The main issues also raised by our community are valid privacy concerns. Australians have been reassured that the purpose of the APP is to help contact tracing so if someone becomes positive, it will help protect you and actions that are required should you be exposed. The Federal and State Governments should be congratulated for responding so well to the COVID-19 pandemic and now creating this APP for contact tracing. The authorities assure us that data is encrypted, and that all contacts are anonymous ID and there is no potential breach of confidentiality. Health officials can only access the information if someone tests positive and agrees to let the information in their phone be used.

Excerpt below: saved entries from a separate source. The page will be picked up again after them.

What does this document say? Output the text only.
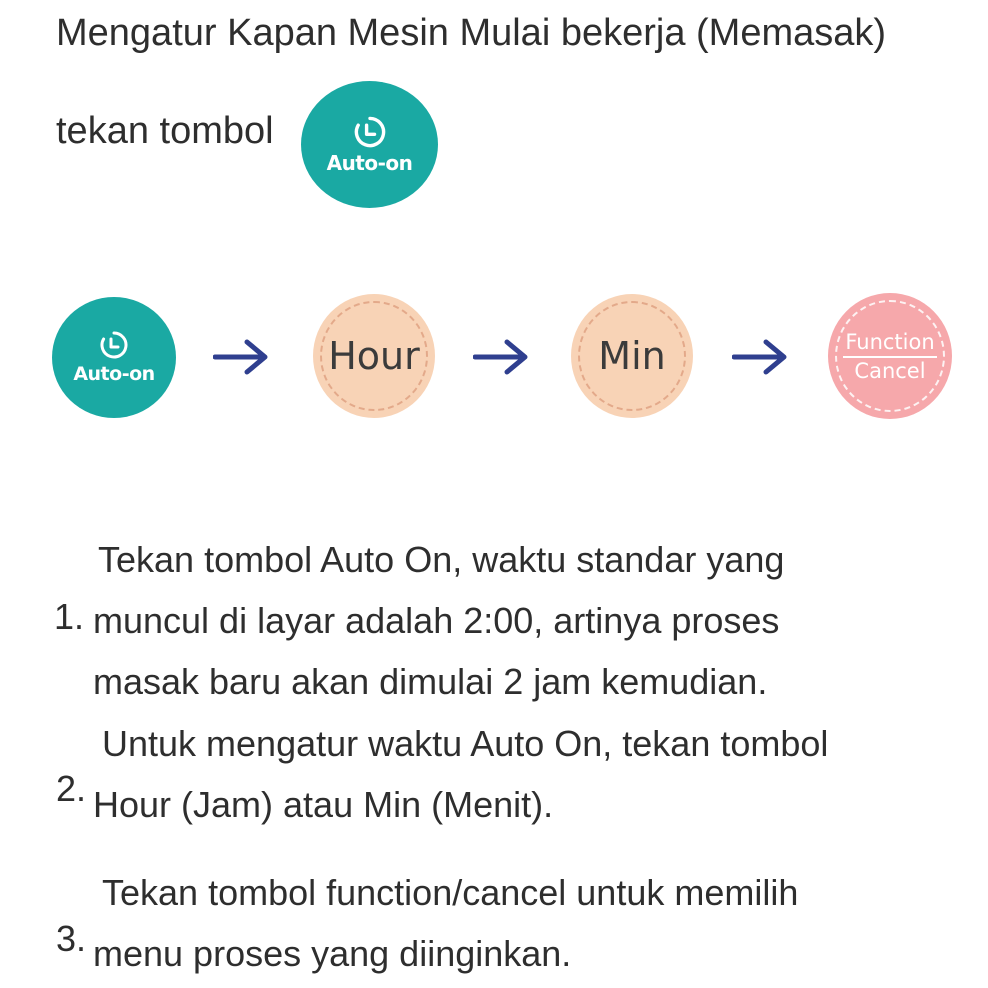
Mengatur Kapan Mesin Mulai bekerja (Memasak)
tekan tombol
Auto-on
Auto-on	Hour	Min	Function
Cancel
1.
Tekan tombol Auto On, waktu standar yang
muncul di layar adalah 2:00, artinya proses
masak baru akan dimulai 2 jam kemudian.
2.
Untuk mengatur waktu Auto On, tekan tombol
Hour (Jam) atau Min (Menit).
3.
Tekan tombol function/cancel untuk memilih
menu proses yang diinginkan.
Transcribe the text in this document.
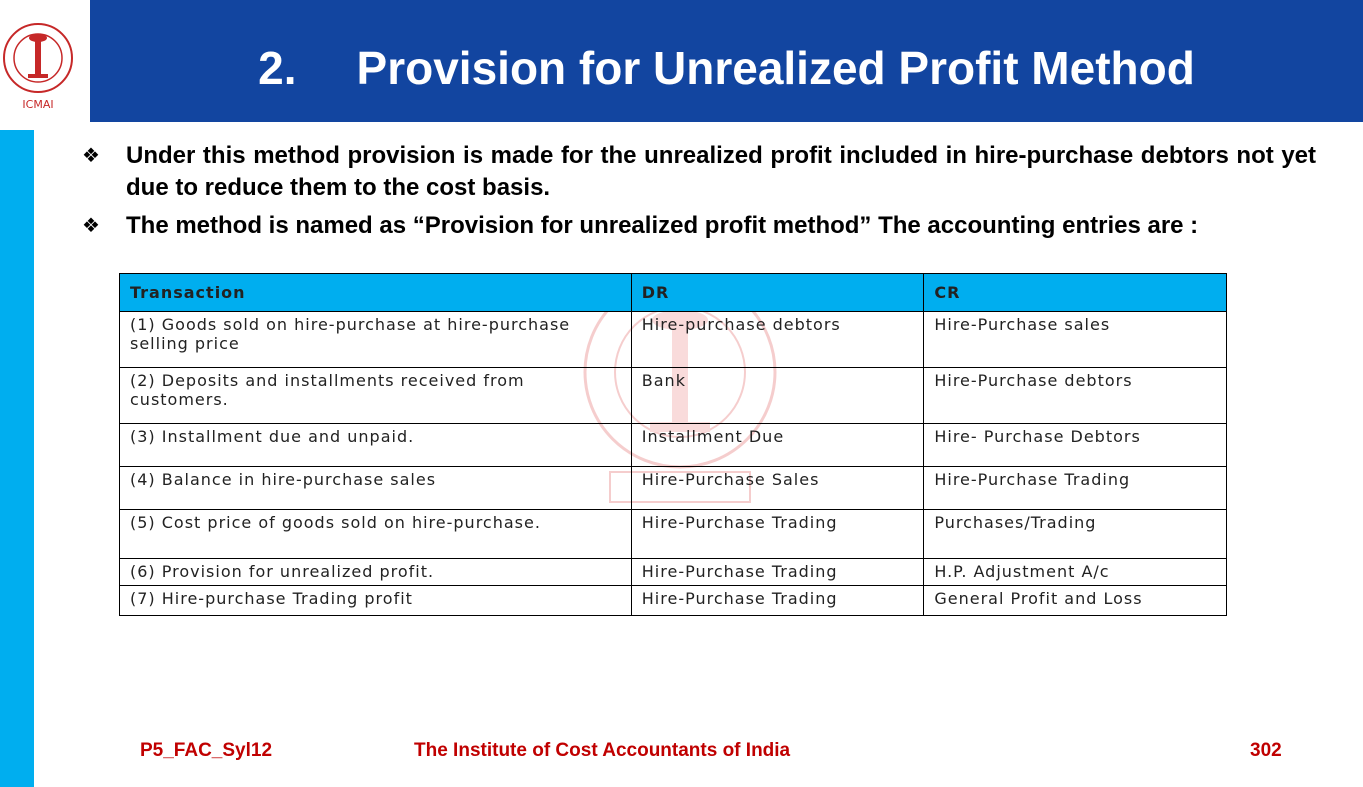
ICMAI
2. Provision for Unrealized Profit Method
❖	Under this method provision is made for the unrealized profit included in hire-purchase debtors not yet due to reduce them to the cost basis.
❖	The method is named as “Provision for unrealized profit method” The accounting entries are :
Transaction	DR	CR
(1) Goods sold on hire-purchase at hire-purchase selling price	Hire-purchase debtors	Hire-Purchase sales
(2) Deposits and installments received from customers.	Bank	Hire-Purchase debtors
(3) Installment due and unpaid.	Installment Due	Hire- Purchase Debtors
(4) Balance in hire-purchase sales	Hire-Purchase Sales	Hire-Purchase Trading
(5) Cost price of goods sold on hire-purchase.	Hire-Purchase Trading	Purchases/Trading
(6) Provision for unrealized profit.	Hire-Purchase Trading	H.P. Adjustment A/c
(7) Hire-purchase Trading profit	Hire-Purchase Trading	General Profit and Loss
P5_FAC_Syl12	The Institute of Cost Accountants of India	302
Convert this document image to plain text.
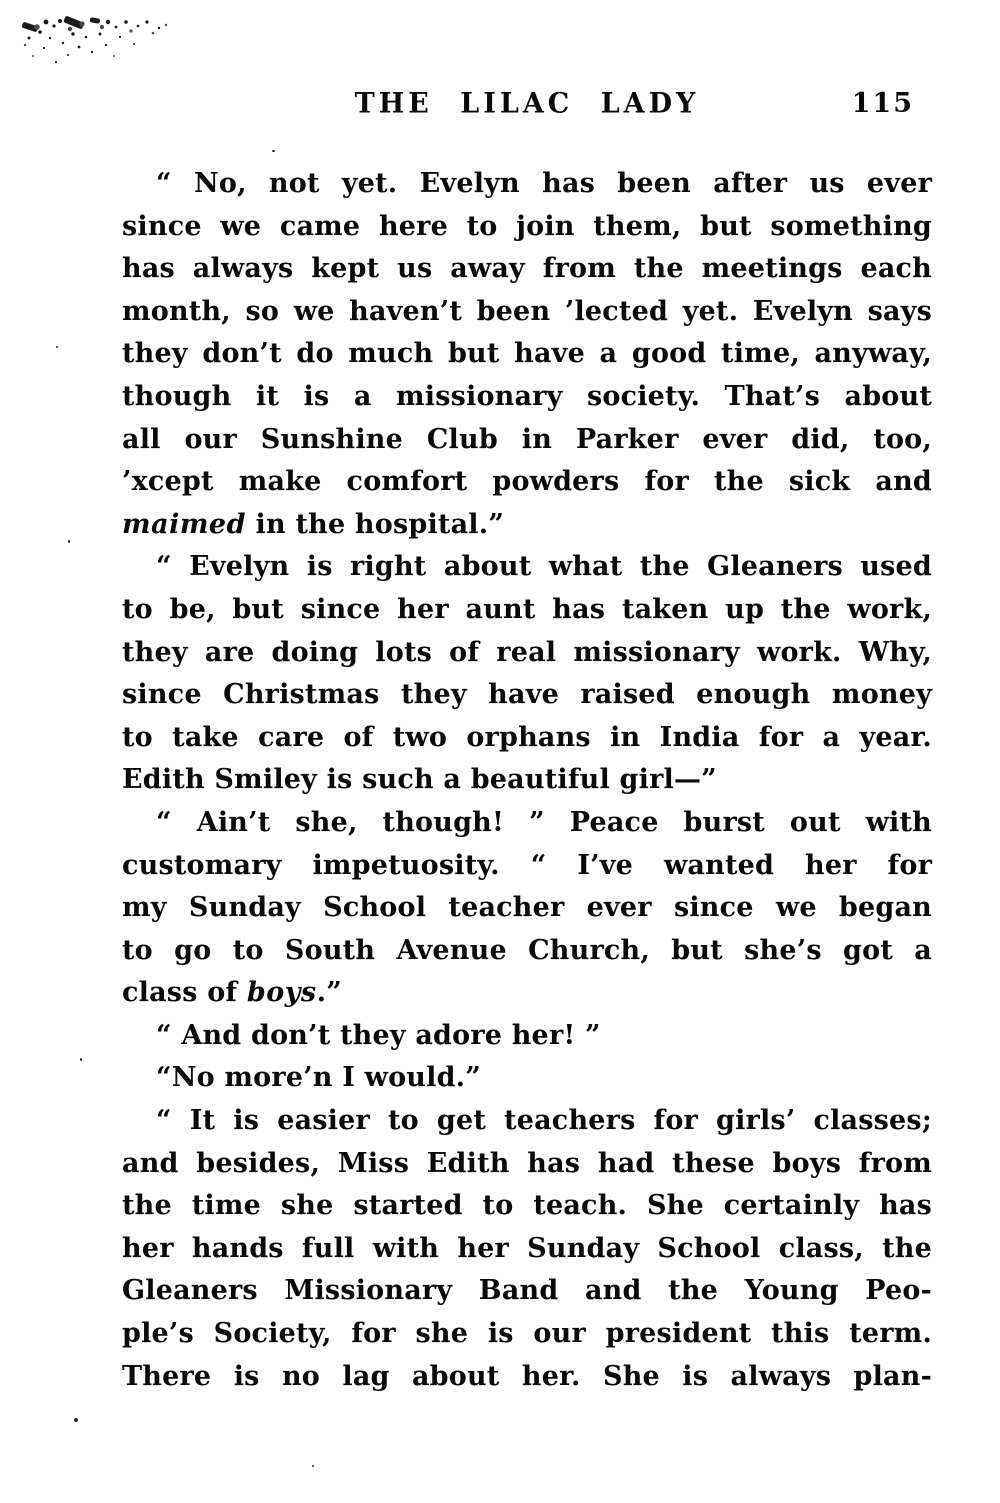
THE LILAC LADY	115
“ No, not yet. Evelyn has been after us ever
since we came here to join them, but something
has always kept us away from the meetings each
month, so we haven’t been ’lected yet. Evelyn says
they don’t do much but have a good time, anyway,
though it is a missionary society. That’s about
all our Sunshine Club in Parker ever did, too,
’xcept make comfort powders for the sick and
maimed in the hospital.”
“ Evelyn is right about what the Gleaners used
to be, but since her aunt has taken up the work,
they are doing lots of real missionary work. Why,
since Christmas they have raised enough money
to take care of two orphans in India for a year.
Edith Smiley is such a beautiful girl—”
“ Ain’t she, though! ” Peace burst out with
customary impetuosity. “ I’ve wanted her for
my Sunday School teacher ever since we began
to go to South Avenue Church, but she’s got a
class of boys.”
“ And don’t they adore her! ”
“No more’n I would.”
“ It is easier to get teachers for girls’ classes;
and besides, Miss Edith has had these boys from
the time she started to teach. She certainly has
her hands full with her Sunday School class, the
Gleaners Missionary Band and the Young Peo-
ple’s Society, for she is our president this term.
There is no lag about her. She is always plan-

* Dr Vicki Kotsirilos is a Medical Practitioner, GP, Awarded Honorary Fellowship of the RACGP.

Dr Vicki Kotsirilos

ANTONIS MEIMARIS

The COVID-19 tracing app needs a lot of time and effort in order to become a game changer in the battle against the novel coronavirus pandemic. Specifically, the most important milestones that need to be dealt with are three.

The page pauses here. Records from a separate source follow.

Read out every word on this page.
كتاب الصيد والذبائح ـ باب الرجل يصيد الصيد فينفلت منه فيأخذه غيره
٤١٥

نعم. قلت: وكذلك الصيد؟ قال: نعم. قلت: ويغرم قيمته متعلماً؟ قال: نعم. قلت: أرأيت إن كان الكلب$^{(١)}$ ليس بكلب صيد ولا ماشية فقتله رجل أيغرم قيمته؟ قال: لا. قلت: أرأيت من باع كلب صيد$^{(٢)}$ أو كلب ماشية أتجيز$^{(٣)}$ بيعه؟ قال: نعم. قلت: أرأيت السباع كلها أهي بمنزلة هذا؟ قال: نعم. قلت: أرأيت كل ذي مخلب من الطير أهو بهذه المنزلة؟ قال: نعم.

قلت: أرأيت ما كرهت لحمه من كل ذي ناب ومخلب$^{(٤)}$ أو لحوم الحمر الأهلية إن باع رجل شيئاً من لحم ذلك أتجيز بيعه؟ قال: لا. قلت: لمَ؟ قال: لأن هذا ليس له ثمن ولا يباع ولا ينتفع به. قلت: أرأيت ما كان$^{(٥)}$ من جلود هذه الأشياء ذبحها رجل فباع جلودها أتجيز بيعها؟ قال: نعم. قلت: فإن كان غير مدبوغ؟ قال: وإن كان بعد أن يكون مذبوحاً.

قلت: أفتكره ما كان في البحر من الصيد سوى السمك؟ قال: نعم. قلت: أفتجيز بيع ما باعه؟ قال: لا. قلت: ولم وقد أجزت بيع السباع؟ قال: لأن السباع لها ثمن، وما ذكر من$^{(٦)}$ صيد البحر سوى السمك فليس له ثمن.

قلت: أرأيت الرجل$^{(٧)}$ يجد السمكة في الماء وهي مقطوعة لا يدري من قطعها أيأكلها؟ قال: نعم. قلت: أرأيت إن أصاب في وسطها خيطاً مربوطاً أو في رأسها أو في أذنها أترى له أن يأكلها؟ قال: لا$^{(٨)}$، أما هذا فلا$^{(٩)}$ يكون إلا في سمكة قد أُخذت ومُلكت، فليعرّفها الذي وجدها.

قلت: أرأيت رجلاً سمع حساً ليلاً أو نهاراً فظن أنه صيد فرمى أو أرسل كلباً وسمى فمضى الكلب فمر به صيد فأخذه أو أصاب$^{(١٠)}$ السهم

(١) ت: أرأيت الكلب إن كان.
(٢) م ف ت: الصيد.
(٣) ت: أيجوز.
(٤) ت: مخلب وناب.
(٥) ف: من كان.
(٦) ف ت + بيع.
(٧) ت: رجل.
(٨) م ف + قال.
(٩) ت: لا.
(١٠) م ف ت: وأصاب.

First of all, the population as a whole needs to have the app downloaded and running in order to achieve the best results, but this is a difficult task since concerns about the security of the app were raised by some.

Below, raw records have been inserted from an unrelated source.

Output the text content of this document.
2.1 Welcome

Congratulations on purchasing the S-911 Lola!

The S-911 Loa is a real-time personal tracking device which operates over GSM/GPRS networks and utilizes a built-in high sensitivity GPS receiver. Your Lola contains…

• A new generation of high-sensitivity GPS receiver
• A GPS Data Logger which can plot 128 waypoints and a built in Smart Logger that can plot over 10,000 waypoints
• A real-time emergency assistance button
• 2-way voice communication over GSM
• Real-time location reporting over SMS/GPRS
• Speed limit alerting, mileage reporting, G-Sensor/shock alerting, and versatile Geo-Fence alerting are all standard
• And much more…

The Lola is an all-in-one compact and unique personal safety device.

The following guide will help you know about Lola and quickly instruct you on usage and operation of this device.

In addition, the accuracy of the tests is a variable that needs to be considered as well. Indeed, a person that tests for the virus and gets a FALSE NEGATIVE result, will have their contacts informed with or without the app. However, someone that tests for the virus and gets a FALSE POSITIVE result and has the app, will have their contacts informed about a false situation, leading a greater portion of the population in making use of the limited resources of the healthcare system.

Finally, another variable that needs to be considered is the probability of transmitting the virus. The app recognises only the contact between its users. This, assuming that everyone uses the app and that the tests results are 100 per cent accurate, there is a chance that the virus was not transmitted to a healthy individual.

* Antonios Meimaris is a PhD graduate and Teaching Associate in the Department of Econometrics and Business Statistics at Monash University.

READ MORE: When coronavirus arrives in your isolated Greek town

PETER PAPATHANASIOU

I think that COVIDSafe, the Australian government’s COVID-19 tracing app, will be a significant step in Australia’s handling of the spread of the SARS-CoV-2 virus, but that this depends on a number of factors. This includes the number of people who download the app and also who use the app, that is, who carry their phones with them in public. Such an app is an effective implementation of modern healthcare technology that comes from a suite of Artificial Intelligence (AI) developments that include infrared cameras to read people’s body temperatures in airports and train stations and self-navigating robots work that disinfect segregated hospital wards. But COVIDSafe is only part of the solution: people still need to maintain social distancing and good hygiene, and stay home when they feel sick. The app is just a tool for tracking the spread of the SARS-CoV-2 virus; it will not protect them from contracting
it. The only thing that will do that, and that will prove to be the ultimate game changer in humanity’s fight against the COVID-19 disease, is a vaccine. And AI is helping there too by accelerating the analysis of the virus’s RNA structure and allowing scientists to better understand how it invades cells and thereby design an effective vaccine.

*Peter Papathanasiou is author of Little One (Allen and Unwin) and Son of Mine (Salt Publishing). He has is a former research scientist who completed his PhD in immunology and genetics at The Australian National University (ANU) and has worked at Stanford University and New York University.